Questions like "When are you going to have kids?" or "Why don't you have children yet?" can be hurtful for someone dealing with infertility. It is important to remember that family planning is a private matter, and fertility struggles are often complex and emotional.

Avoid dismissing infertility as a myth or asking invasive questions like if they are on contraceptives or prying into their medical history.

If someone you know has been with their partner for some time and remains without children, respect their boundaries and do not probe. If you must, have a private conversation with them over coffee. You never know what they are experiencing.

Stop telling them that they can adopt

People want biological kids for various reasons. Some people may have been preparing for it for a long time, so when an infertility diagnosis surfaces, they may find it difficult to come to terms with it.
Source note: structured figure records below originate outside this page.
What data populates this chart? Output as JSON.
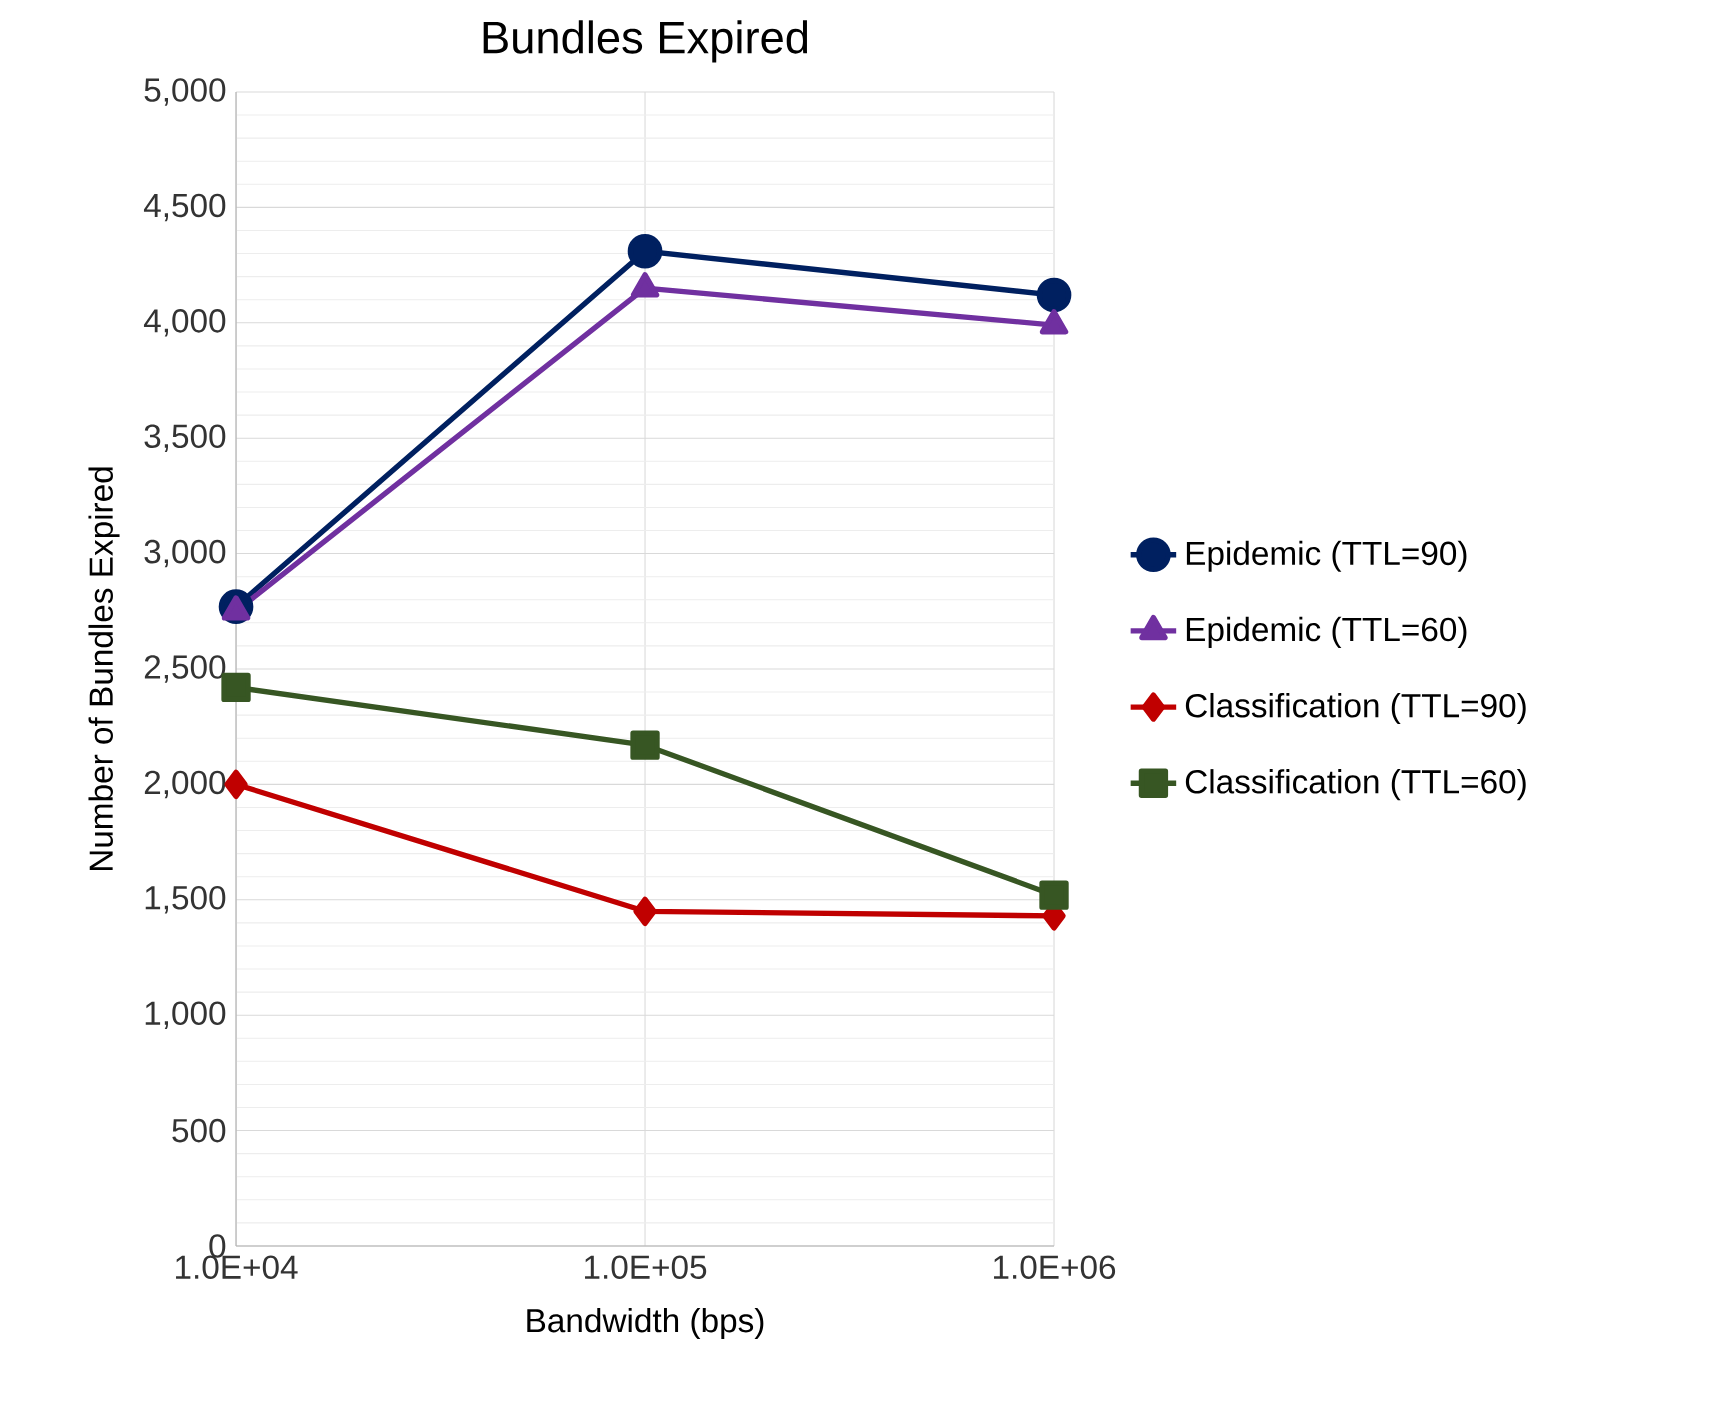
{
  "chart_data": {
    "type": "line",
    "title": "Bundles Expired",
    "xlabel": "Bandwidth (bps)",
    "ylabel": "Number of Bundles Expired",
    "x": [
      10000,
      100000,
      1000000
    ],
    "log": "x",
    "xlim": [
      10000,
      1000000
    ],
    "xticks": [
      {
        "value": 10000,
        "label": "1.0E+04"
      },
      {
        "value": 100000,
        "label": "1.0E+05"
      },
      {
        "value": 1000000,
        "label": "1.0E+06"
      }
    ],
    "ylim": [
      0,
      5000
    ],
    "yticks": [
      {
        "value": 0,
        "label": "0"
      },
      {
        "value": 500,
        "label": "500"
      },
      {
        "value": 1000,
        "label": "1,000"
      },
      {
        "value": 1500,
        "label": "1,500"
      },
      {
        "value": 2000,
        "label": "2,000"
      },
      {
        "value": 2500,
        "label": "2,500"
      },
      {
        "value": 3000,
        "label": "3,000"
      },
      {
        "value": 3500,
        "label": "3,500"
      },
      {
        "value": 4000,
        "label": "4,000"
      },
      {
        "value": 4500,
        "label": "4,500"
      },
      {
        "value": 5000,
        "label": "5,000"
      }
    ],
    "grid": true,
    "legend": "right",
    "line_style": "solid",
    "series": [
      {
        "name": "Epidemic (TTL=90)",
        "color": "#002060",
        "marker": "circle",
        "values": [
          2770,
          4310,
          4120
        ]
      },
      {
        "name": "Epidemic (TTL=60)",
        "color": "#7030a0",
        "marker": "triangle",
        "values": [
          2750,
          4150,
          3990
        ]
      },
      {
        "name": "Classification (TTL=90)",
        "color": "#c00000",
        "marker": "diamond",
        "values": [
          2000,
          1450,
          1430
        ]
      },
      {
        "name": "Classification (TTL=60)",
        "color": "#375623",
        "marker": "square",
        "values": [
          2420,
          2170,
          1520
        ]
      }
    ]
  }
}
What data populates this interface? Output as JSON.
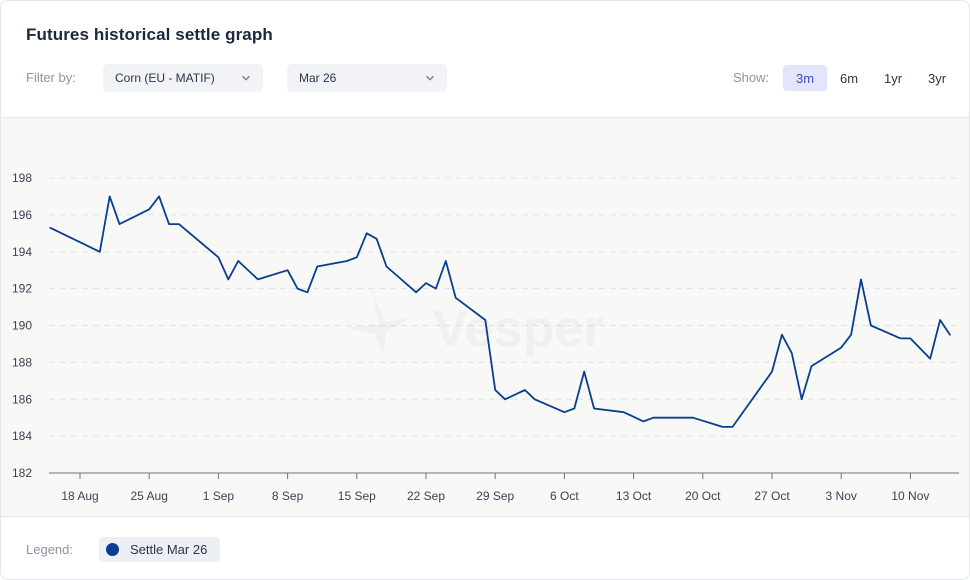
{
  "header": {
    "title": "Futures historical settle graph"
  },
  "filters": {
    "label": "Filter by:",
    "commodity": "Corn (EU - MATIF)",
    "contract": "Mar 26"
  },
  "show": {
    "label": "Show:",
    "ranges": [
      "3m",
      "6m",
      "1yr",
      "3yr"
    ],
    "active": "3m"
  },
  "watermark": "Vesper",
  "legend": {
    "label": "Legend:",
    "item": "Settle Mar 26",
    "color": "#0a3d91"
  },
  "colors": {
    "line": "#0a3d91",
    "grid": "#e1e2e4",
    "accent": "#3f49c7"
  },
  "chart_data": {
    "type": "line",
    "title": "",
    "xlabel": "",
    "ylabel": "",
    "ylim": [
      182,
      198
    ],
    "yticks": [
      182,
      184,
      186,
      188,
      190,
      192,
      194,
      196,
      198
    ],
    "xticks": [
      "18 Aug",
      "25 Aug",
      "1 Sep",
      "8 Sep",
      "15 Sep",
      "22 Sep",
      "29 Sep",
      "6 Oct",
      "13 Oct",
      "20 Oct",
      "27 Oct",
      "3 Nov",
      "10 Nov"
    ],
    "grid": "horizontal-dashed",
    "series": [
      {
        "name": "Settle Mar 26",
        "x": [
          "15 Aug",
          "20 Aug",
          "21 Aug",
          "22 Aug",
          "25 Aug",
          "26 Aug",
          "27 Aug",
          "28 Aug",
          "1 Sep",
          "2 Sep",
          "3 Sep",
          "5 Sep",
          "8 Sep",
          "9 Sep",
          "10 Sep",
          "11 Sep",
          "14 Sep",
          "15 Sep",
          "16 Sep",
          "17 Sep",
          "18 Sep",
          "21 Sep",
          "22 Sep",
          "23 Sep",
          "24 Sep",
          "25 Sep",
          "28 Sep",
          "29 Sep",
          "30 Sep",
          "2 Oct",
          "3 Oct",
          "6 Oct",
          "7 Oct",
          "8 Oct",
          "9 Oct",
          "12 Oct",
          "14 Oct",
          "15 Oct",
          "16 Oct",
          "19 Oct",
          "22 Oct",
          "23 Oct",
          "27 Oct",
          "28 Oct",
          "29 Oct",
          "30 Oct",
          "31 Oct",
          "3 Nov",
          "4 Nov",
          "5 Nov",
          "6 Nov",
          "9 Nov",
          "10 Nov",
          "12 Nov",
          "13 Nov",
          "14 Nov"
        ],
        "values": [
          195.3,
          194.0,
          197.0,
          195.5,
          196.3,
          197.0,
          195.5,
          195.5,
          193.7,
          192.5,
          193.5,
          192.5,
          193.0,
          192.0,
          191.8,
          193.2,
          193.5,
          193.7,
          195.0,
          194.7,
          193.2,
          191.8,
          192.3,
          192.0,
          193.5,
          191.5,
          190.3,
          186.5,
          186.0,
          186.5,
          186.0,
          185.3,
          185.5,
          187.5,
          185.5,
          185.3,
          184.8,
          185.0,
          185.0,
          185.0,
          184.5,
          184.5,
          187.5,
          189.5,
          188.5,
          186.0,
          187.8,
          188.8,
          189.5,
          192.5,
          190.0,
          189.3,
          189.3,
          188.2,
          190.3,
          189.5
        ]
      }
    ]
  }
}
Even though there are IVF treatments available to help them become parents, the journey is not easy and might take a longer time. Give them all the time and space they need to process and work through their feelings.

Don't offer unsolicited advice

While it may come from a well-intentioned place, offering advice or suggesting IVF treatments and fertility checks can be overwhelming for someone going through infertility. Most insurance plans do not cover IVF; hence, though fertility journeys are deeply personal, there are also financial considerations.

Stay away from phrases like "Just relax, and it will happen" or "Enjoy your extended honeymoon while you can," as they may appear dismissive of the challenges faced by people with infertility experience. When supporting someone on their infertility journey, it is essential to show empathy and avoid making insensitive remarks that downplay their challenges.

[1] Rooney KL, Domar AD. The relationship between stress and infertility. Dialogues Clin Neurosci. 2018 Mar;20(1):41-47. doi: 10.31887/DCNS.2018.20.1/klrooney. PMID: 29946210; PMCID: PMC6016043.